Materi bumbu komedi dalam The Wild Robot sangat fresh. Tak terkesan garing atau jayus. Saya dibuat tertawa dengan adegan anak-anak tikus yang pura-pura mati karena melihat pemangsanya. Belum lagi jokes tentang parenting yang bisa-bisanya keluar dari induk tikus.
Kualitas animasi The Wild Robot juga sangat ciamik. Gambarnya tajam, jernih dan indah seperti lukisan seorang maestro. Gerakan tokoh-tokoh animasi terasa nyata dan halus sekali.
Maka tak ada alasan untuk tidak menonton The Wild Robot bersama keluargamu. Apalagi di tengah dunia yang masih diwarnai kecamuk perang, The Wild Robot makin relevan untuk ditonton. Film animasi ini seperti pesan pengingat bahwa kebaikan tetap harus terus disemai. Tak peduli betapa kacaunya dunia.
10. Anora
Cuplikan adegan di film Anora Foto: dok film Anora |
Anora menawarkan kamu cerita Cinderella, dari kehidupan malam menjadi kaya raya. Dia menemukan pangeran tampan, Vanya yang merupakan putra dari oligarki Rusia. Vanya mempekerjakan Anora buat jadi pacarnya selama satu minggu dengan imbalan USD 15 ribu. Sebuah kesepakatan bagus yang bikin Anora menghabiskan waktu bersama Vanya dan teman-temannya.

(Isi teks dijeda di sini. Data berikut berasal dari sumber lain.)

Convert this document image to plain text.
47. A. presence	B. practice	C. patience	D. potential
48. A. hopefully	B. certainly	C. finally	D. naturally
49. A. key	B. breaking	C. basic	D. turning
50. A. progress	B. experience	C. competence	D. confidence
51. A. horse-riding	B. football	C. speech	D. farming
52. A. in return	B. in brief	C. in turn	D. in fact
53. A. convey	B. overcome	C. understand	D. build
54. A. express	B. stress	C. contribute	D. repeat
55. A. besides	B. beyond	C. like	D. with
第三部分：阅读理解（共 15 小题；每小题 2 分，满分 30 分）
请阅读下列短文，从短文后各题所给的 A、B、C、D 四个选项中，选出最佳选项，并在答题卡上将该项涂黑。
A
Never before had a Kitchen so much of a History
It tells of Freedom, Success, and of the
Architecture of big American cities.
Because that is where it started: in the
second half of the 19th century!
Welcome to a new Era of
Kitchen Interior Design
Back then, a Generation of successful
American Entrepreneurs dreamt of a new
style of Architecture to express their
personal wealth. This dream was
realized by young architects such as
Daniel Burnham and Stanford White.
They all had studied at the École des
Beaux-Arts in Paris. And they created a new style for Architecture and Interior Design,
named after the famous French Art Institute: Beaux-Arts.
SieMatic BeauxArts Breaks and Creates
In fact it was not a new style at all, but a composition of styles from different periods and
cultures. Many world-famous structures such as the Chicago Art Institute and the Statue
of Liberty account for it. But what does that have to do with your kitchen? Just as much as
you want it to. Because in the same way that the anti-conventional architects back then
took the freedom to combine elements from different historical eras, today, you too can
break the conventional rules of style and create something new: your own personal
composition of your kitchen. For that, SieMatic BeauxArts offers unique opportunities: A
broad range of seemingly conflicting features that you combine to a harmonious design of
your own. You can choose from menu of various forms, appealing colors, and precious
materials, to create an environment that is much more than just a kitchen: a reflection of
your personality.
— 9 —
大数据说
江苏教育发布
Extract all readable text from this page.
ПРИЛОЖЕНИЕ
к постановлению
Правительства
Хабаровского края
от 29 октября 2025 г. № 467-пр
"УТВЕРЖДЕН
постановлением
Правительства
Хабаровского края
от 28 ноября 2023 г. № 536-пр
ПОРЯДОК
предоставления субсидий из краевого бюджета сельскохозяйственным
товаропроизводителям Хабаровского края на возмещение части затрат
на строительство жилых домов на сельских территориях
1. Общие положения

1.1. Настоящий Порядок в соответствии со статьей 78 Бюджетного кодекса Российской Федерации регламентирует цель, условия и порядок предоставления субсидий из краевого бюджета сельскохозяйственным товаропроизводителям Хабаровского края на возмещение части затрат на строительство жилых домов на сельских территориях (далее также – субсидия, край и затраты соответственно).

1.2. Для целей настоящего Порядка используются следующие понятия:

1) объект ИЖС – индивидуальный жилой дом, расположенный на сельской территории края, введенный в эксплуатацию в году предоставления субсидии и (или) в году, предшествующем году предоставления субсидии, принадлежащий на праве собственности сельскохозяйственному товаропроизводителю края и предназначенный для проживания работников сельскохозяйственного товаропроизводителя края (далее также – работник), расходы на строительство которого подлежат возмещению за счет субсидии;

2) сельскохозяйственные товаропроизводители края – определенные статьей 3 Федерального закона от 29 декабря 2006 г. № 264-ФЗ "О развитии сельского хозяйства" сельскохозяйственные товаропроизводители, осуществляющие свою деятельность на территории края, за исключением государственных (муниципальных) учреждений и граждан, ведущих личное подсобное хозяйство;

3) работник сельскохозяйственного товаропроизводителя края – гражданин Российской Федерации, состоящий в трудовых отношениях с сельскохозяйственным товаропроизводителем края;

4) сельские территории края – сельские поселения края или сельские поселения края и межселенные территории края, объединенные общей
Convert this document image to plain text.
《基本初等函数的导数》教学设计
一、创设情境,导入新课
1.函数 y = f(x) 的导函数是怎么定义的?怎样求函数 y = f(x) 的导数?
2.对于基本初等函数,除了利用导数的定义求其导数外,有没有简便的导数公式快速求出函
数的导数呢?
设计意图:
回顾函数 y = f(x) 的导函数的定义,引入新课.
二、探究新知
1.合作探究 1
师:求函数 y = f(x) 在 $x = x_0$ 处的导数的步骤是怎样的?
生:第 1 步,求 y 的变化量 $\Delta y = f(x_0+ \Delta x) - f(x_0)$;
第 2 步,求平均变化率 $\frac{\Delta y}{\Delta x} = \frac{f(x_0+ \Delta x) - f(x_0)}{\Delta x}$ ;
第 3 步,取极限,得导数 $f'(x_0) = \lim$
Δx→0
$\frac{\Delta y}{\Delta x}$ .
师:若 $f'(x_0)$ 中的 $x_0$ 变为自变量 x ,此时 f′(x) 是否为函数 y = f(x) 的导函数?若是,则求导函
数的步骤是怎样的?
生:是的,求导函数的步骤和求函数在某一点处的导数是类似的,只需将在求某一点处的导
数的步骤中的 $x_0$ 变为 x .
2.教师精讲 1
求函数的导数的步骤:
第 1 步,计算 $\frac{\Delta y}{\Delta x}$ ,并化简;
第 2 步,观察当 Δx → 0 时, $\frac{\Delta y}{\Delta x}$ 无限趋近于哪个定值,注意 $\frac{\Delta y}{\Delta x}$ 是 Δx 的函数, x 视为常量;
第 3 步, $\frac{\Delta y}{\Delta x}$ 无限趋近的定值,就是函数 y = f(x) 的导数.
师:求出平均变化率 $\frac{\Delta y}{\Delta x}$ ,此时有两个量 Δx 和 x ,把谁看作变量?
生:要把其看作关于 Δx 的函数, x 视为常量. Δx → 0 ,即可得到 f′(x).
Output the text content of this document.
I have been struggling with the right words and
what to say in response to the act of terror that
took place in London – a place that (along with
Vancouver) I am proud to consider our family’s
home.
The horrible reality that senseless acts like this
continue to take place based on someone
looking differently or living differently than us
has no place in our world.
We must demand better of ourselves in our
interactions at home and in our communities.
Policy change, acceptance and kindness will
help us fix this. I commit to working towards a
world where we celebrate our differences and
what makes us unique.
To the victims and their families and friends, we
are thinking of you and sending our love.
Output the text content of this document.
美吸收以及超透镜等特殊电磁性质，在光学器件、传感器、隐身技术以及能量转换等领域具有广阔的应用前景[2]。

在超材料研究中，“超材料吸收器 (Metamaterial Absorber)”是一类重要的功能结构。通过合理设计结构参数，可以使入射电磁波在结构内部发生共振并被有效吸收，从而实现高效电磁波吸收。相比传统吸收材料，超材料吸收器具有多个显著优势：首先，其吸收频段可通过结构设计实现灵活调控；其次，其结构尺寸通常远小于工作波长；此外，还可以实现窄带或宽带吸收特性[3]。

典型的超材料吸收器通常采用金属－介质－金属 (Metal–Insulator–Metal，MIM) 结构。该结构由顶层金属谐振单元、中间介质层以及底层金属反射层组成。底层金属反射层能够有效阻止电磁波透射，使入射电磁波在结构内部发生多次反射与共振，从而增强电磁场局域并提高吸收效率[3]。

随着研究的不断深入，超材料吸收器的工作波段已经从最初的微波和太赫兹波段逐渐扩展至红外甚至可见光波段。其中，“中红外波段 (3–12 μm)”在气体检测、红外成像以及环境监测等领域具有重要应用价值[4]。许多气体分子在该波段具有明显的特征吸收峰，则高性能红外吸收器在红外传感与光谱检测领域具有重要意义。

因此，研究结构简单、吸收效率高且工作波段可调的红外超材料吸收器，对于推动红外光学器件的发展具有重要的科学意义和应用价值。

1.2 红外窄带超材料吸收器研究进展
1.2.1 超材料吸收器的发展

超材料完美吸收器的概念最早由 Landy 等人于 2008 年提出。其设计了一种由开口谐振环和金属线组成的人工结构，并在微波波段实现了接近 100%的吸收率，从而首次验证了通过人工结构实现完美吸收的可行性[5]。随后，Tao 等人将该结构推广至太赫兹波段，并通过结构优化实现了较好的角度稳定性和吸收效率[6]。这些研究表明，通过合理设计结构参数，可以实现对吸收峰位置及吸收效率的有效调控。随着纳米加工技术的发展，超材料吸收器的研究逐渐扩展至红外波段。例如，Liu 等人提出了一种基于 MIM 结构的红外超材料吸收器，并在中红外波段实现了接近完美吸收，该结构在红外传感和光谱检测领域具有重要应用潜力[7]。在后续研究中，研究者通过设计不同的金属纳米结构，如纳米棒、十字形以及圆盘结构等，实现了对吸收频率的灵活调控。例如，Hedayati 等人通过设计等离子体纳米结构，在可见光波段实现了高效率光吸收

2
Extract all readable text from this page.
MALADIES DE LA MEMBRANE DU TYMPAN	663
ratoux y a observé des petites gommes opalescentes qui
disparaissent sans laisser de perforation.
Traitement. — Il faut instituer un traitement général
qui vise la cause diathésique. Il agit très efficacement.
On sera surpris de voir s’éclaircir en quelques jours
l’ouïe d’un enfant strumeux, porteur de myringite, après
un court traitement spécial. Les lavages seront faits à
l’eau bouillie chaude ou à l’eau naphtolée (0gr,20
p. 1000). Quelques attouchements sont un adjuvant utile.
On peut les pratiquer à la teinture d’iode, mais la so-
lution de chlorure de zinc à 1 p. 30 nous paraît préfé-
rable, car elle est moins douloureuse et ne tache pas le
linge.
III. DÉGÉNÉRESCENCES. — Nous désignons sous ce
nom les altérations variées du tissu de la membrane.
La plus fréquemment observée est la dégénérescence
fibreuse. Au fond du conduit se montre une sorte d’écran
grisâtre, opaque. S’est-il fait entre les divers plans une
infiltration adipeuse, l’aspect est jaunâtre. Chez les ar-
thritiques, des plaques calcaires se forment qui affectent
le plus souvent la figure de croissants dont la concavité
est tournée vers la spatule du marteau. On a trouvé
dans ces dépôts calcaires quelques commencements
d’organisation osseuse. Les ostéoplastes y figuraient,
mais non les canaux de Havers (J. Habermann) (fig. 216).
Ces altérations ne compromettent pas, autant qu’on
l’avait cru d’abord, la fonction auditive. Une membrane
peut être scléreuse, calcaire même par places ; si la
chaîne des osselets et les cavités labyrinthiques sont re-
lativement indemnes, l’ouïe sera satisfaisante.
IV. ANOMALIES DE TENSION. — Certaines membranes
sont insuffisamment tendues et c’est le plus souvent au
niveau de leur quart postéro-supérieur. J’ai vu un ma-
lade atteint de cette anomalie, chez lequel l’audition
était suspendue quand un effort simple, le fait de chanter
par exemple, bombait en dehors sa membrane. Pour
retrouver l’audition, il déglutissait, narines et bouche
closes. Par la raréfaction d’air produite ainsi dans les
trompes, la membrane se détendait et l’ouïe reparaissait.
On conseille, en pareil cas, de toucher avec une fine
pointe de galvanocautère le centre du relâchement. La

Mikey Madison yang memerankan Anora memang patut diacungi jempol. Dia boleh dibilang cukup anyar di layar Hollywood. Peran kecilnya yang lumayan membekas saat muncul dalam film Quentin Tarantino, Once Upon a Time... in Hollywood.
Tapi di sini, Mikey Madison memberikan penampilan yang layak mendapat tepuk tangan. Kamu bakal dibuat hanyut dalam perasaan Anora, mempercayainya dan pada tahap apa pun dia gak menampilkan hati yang keras dan sinis.
Anora tahu di mana tempatnya, meski pun tersenyum, dia masih meyakinkan kamu buat mengerti isi hati sebenarnya. Apa yang terjadi selanjutnya adalah ketidaksetiaan dari Vanya yang mengerikan. Intinya, Vanya gak lebih sombong dari pria lain yang datang ke kamar pribadi Anora. Bedanya cuma dia muda, ganteng, kaya banget dan mau menikahinya.
Sean Baker, sang sutradara memang punya obsesi mengangkat cerita tentang pelacur. Dia mengeksploitasi kehidupan itu, terutama dalam Anora yang punya cerita lugas dan berotot.
Simak Video "Video 'Jurassic World: Rebirth', Mimpi Scarlett Johansson yang Jadi Nyata"
[Gambas:Video 20detik]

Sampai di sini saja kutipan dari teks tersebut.